Given Dunnivant’s announced focus on climate change, and his intention to draw on earlier successful cases as inspiration for motivating effective remedial action in response to climate change, one might expect the book to treat issues in international ethics that are of interest to readers of Ethics & International Affairs. Issues of justice, equity, and human rights are occasionally raised and are omnipresent throughout; but connections are only occasionally drawn between the scientific or technical aspects of environmental policy and some of its normative dimensions, and then not treated in any novel or comprehensive way.
Given its design as a text for environmental science courses, however, one might instead view the book as providing linkages to normative discussions found elsewhere, in which the science of environmental problems is less carefully presented but where normative issues enjoy more rigorous analysis, fostering interdisciplinary understanding in combination with other works. Readers should not expect any one scholar to be equally well versed in every disciplinary knowledge base relevant to understanding climate change, but should appreciate books that can be readily connected to other works in interdisciplinary conversation, as this one can.

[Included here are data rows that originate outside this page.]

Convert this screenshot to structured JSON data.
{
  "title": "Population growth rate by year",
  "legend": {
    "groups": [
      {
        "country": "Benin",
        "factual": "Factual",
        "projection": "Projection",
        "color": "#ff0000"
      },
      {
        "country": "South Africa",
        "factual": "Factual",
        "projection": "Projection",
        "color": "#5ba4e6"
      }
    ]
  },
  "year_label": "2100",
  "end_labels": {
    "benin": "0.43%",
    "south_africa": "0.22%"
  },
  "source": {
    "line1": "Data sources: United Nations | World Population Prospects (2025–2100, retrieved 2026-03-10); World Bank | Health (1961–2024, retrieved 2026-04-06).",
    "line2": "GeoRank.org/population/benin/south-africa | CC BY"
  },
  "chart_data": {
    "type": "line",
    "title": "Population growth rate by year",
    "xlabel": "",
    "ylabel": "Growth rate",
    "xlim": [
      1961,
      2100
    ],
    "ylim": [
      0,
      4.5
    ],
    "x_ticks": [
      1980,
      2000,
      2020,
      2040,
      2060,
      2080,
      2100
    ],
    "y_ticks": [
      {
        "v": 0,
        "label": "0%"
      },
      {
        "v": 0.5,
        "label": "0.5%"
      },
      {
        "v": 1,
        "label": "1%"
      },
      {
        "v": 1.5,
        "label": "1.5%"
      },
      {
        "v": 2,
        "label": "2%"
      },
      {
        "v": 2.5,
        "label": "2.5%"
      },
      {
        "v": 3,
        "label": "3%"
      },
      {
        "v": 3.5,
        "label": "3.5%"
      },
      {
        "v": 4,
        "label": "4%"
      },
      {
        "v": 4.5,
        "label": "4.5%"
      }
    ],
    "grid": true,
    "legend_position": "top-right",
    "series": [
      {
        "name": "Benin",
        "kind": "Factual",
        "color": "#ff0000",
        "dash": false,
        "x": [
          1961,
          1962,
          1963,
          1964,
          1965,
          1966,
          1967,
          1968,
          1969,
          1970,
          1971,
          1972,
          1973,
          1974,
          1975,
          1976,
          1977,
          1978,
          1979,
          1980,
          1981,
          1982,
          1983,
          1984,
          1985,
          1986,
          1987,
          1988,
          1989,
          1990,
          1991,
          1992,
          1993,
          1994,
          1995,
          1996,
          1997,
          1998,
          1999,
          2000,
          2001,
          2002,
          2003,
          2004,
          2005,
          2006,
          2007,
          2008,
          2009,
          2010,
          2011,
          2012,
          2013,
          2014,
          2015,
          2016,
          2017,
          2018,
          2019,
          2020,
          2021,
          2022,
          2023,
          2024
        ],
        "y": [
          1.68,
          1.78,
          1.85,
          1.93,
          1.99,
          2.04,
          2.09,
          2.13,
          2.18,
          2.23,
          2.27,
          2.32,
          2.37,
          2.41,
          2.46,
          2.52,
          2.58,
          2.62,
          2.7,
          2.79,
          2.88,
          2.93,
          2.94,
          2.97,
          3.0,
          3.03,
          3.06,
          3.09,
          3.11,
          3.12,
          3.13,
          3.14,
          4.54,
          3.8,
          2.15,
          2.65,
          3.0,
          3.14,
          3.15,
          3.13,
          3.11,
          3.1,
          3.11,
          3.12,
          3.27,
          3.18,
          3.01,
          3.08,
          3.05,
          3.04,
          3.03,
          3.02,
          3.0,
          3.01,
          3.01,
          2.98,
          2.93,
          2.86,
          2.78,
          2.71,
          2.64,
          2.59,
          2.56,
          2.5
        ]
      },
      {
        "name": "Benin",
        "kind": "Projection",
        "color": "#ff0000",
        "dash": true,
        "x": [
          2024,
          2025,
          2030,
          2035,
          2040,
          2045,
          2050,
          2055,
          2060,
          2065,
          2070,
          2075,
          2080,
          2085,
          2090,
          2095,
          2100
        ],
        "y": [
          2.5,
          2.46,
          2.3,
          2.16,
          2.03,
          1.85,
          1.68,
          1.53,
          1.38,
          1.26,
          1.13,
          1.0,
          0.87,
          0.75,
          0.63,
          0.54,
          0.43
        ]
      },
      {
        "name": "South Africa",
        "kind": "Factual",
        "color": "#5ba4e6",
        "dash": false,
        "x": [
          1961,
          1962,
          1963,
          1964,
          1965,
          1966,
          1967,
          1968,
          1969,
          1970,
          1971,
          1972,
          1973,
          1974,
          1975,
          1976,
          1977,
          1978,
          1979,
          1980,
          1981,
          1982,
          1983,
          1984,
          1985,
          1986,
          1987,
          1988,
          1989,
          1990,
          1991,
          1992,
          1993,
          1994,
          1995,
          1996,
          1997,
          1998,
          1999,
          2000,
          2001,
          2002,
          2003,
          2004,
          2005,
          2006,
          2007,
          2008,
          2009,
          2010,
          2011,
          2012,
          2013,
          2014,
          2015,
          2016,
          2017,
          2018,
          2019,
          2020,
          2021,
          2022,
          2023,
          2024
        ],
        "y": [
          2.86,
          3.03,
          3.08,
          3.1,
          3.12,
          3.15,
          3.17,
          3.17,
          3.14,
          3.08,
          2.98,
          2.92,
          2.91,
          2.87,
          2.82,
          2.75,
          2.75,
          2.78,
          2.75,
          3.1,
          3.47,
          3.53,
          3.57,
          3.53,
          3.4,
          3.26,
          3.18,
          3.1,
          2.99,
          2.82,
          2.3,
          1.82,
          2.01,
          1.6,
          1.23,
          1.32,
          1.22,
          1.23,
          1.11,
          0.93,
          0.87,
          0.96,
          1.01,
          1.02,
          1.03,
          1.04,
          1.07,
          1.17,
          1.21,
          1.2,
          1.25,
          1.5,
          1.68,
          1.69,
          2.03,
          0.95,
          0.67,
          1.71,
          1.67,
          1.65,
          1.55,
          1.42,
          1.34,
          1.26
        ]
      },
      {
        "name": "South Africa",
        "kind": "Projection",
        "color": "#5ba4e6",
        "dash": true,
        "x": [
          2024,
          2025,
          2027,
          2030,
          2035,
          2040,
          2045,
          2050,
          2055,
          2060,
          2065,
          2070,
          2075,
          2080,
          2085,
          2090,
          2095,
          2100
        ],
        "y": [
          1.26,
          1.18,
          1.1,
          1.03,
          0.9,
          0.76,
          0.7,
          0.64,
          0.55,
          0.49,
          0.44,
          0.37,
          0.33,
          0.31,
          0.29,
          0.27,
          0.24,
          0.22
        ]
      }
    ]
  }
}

Included is an afterword by Kari Marie Norgaard, who brings a sociologist’s perspective to the book’s otherwise largely science-driven narrative. As she writes, climate change research from the social sciences has raised two key questions: whether and how we can sufficiently reduce emissions to avoid climate catastrophe, and whether and how we will adapt to climatic changes already in place or now unavoidable. To do either, she argues, we need to develop an ecological imagination, which allows us to better conceive of relationships between humans and the planet’s ecological systems, along with a sociological imagination, which allows us to “see the relationships within society that make up this environmentally damaging social structure” (p. 173).
Together, these two kinds of imagination point a way forward, embracing Dunnivant’s optimism while trying to engage readers in collective efforts to remake society in a more sustainable fashion. As a concluding note to an exploration of environmental problems through the lens of environmental science, this final chapter answers Dunnivant’s call for more conversation between the environmental and social sciences, and scholars working in normative international relations should also take note.
—Steven Vanderheiden
Steven Vanderheiden is associate professor of political science and environmental studies at the University of Colorado at Boulder.